During Monday evening’s Open Thread, I explored a few economic theories behind the upcoming round of collective bargaining negotiations. As always, the Yankees and their huge economic advantage over nearly every other baseball team will be at the forefront of the 2011 efforts to renew the CBA, and I sketched out a rough idea for a salary floor.
As economic solutions go, a salary floor isn’t an ideal one. Although it would force teams such as the Marlins to spend rather than pocket their revenue sharing dollars, it would create more problems than it would solve. In fact, by forcing teams to meet a minimum salary threshold, baseball would create inflation. To reach the salary ceiling, some teams would be forced to overpay for mediocre talent, and the ripple effect of those contracts would lead to higher salaries — and fewer teams able to afford those players — at the top. That’s bad news for everyone.
With these and other institutional hurdles to a salary cap/floor system, smart baseball minds will look at other ways to rein in the Yankees. In Sports Illustrated this week, Tim Marchman proposed a third team for the New York area. The Yankees, he says, are right now playing within the rules of a system designed to penalize them, and it has mostly stopped accomplishing that goal. They paid $220 million for a World Series winner in 2009 and appear willing to go high in 2010. So let’s add a third team. He writes:
According to the measure used by the Office of Management and Budget, the New York metropolitan region numbers about 19 million people. In other words, New York has one MLB team for every 9.5 million people. Chicago, by this measure, has one for every five million people, just as Miami and Atlanta do. Los Angeles has one for every 6.5 million people, as do Dallas and Philadelphia. (This doesn’t even take into account New York’s vast, inherent wealth.)
As we learned a decade ago, baseball at large is quite willing to jury-rig a silly tax system that only works against the Yankees, because everyone else benefits, be it poor teams getting handouts or rich teams who see the Yankees ever so slightly chastened in their spending. With the collective bargaining agreement coming up for renegotiation, a bad economy and a Yankees team that looks like it will be ferociously good over the next few years even if the likes of Derek Jeter and Mariano Rivera begin their inevitable decline, it’s quite likely that their continued high spending will provoke some new set of ineffectual regulations meant to reign them in a bit.
The better solution would be to place a third team in New York. That would bring the town’s population:team ratio down to the level of Los Angeles or Philadelphia, and with the same number of people and dollars chasing more baseball, would quite likely bring Yankee spending down a hair without doing anything punitive or unfair.

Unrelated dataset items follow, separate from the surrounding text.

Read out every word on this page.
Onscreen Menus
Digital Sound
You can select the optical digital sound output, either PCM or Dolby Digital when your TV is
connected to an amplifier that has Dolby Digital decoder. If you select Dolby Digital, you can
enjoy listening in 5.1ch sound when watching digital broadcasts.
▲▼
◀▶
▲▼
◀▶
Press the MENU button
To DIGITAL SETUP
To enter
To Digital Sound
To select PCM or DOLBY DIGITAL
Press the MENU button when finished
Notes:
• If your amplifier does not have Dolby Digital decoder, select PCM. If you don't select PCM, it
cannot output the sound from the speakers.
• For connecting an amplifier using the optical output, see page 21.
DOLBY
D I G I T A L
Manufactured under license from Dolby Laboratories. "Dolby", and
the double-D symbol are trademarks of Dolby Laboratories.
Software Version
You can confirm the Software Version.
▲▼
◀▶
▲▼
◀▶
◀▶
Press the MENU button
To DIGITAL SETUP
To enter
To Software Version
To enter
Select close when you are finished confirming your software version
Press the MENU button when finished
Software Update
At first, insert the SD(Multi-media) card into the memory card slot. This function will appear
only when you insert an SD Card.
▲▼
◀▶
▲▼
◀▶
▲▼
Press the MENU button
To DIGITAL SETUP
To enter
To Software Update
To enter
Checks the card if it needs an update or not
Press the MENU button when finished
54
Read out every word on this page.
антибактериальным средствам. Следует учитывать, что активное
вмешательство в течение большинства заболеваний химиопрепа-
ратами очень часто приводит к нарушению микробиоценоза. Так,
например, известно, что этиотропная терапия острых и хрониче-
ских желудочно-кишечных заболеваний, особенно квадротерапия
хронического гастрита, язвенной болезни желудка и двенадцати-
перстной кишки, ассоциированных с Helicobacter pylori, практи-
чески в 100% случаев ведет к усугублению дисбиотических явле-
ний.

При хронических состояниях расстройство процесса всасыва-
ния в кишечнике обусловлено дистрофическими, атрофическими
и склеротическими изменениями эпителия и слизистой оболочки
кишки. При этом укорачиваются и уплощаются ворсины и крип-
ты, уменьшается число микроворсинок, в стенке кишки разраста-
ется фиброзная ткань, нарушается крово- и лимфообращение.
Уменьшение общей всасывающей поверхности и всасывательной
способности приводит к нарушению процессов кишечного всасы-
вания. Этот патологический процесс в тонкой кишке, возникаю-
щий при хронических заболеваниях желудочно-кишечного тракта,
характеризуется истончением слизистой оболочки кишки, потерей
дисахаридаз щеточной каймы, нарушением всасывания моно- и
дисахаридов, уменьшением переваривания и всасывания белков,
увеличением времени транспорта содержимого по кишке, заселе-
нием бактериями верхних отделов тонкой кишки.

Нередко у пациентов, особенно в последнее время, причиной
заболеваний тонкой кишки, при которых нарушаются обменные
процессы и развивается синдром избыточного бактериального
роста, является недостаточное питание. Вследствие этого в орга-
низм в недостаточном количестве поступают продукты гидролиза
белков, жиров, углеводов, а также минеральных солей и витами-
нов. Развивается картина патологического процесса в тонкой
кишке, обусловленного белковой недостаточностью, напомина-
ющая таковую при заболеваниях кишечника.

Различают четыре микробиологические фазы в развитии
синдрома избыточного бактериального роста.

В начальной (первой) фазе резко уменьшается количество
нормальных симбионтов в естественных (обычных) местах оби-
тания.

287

He further elaborated on this point in a blog post on his personal site. He admits that this plan is both unlikely due to the territorial rights the teams own and unlikely to succeed due to New York’s huge size. After all, the Yankees would still be the top team in town; they would still sell out most of their games; and they would still draw record ratings on TV. Another team in the area would simply become another big market, high spending team that would. As he puts it, “Even with a third team, there would still be about as many people per team there than there are in any other market, and they’d be playing to probably the most baseball-mad population in the country. In the end, it’s about providing baseball to people who want it.”
From a New York point of view, I’d love to see a third team in the city. I’d love to see the regional rivalries reemerge as they did when my dad and grandfather were growing up in New York. I’d love to see three teams compete for air time and fan allegiance. I’d love to see borough-based baseball rivalries renewed, and baseball fever truly grip the city.
It won’t, though, happen. The Yankees and Mets won’t waive their precious territorial rights. The city won’t fund construction for another baseball stadium, and New Jersey isn’t about to foot the bill for a ballpark either. For better or worse, we’ll just be stuck with the Yankees and Mets. A third team also would not address baseball’s financial imbalance.
In the end, we just have to ask if it’s truly a problem. Should we care that the Yankees — as Marchman says, the richest, most powerful team playing in the “richest, most powerful city in the country” — lord over the rest of baseball? Maybe for the health of the game, we should, but I am not ashamed to root for U.S. Steel. Third team or not, it’s a grand life rooting for the Yanks, and the fact is that baseball probably won’t be able to do a thing about it in 2011.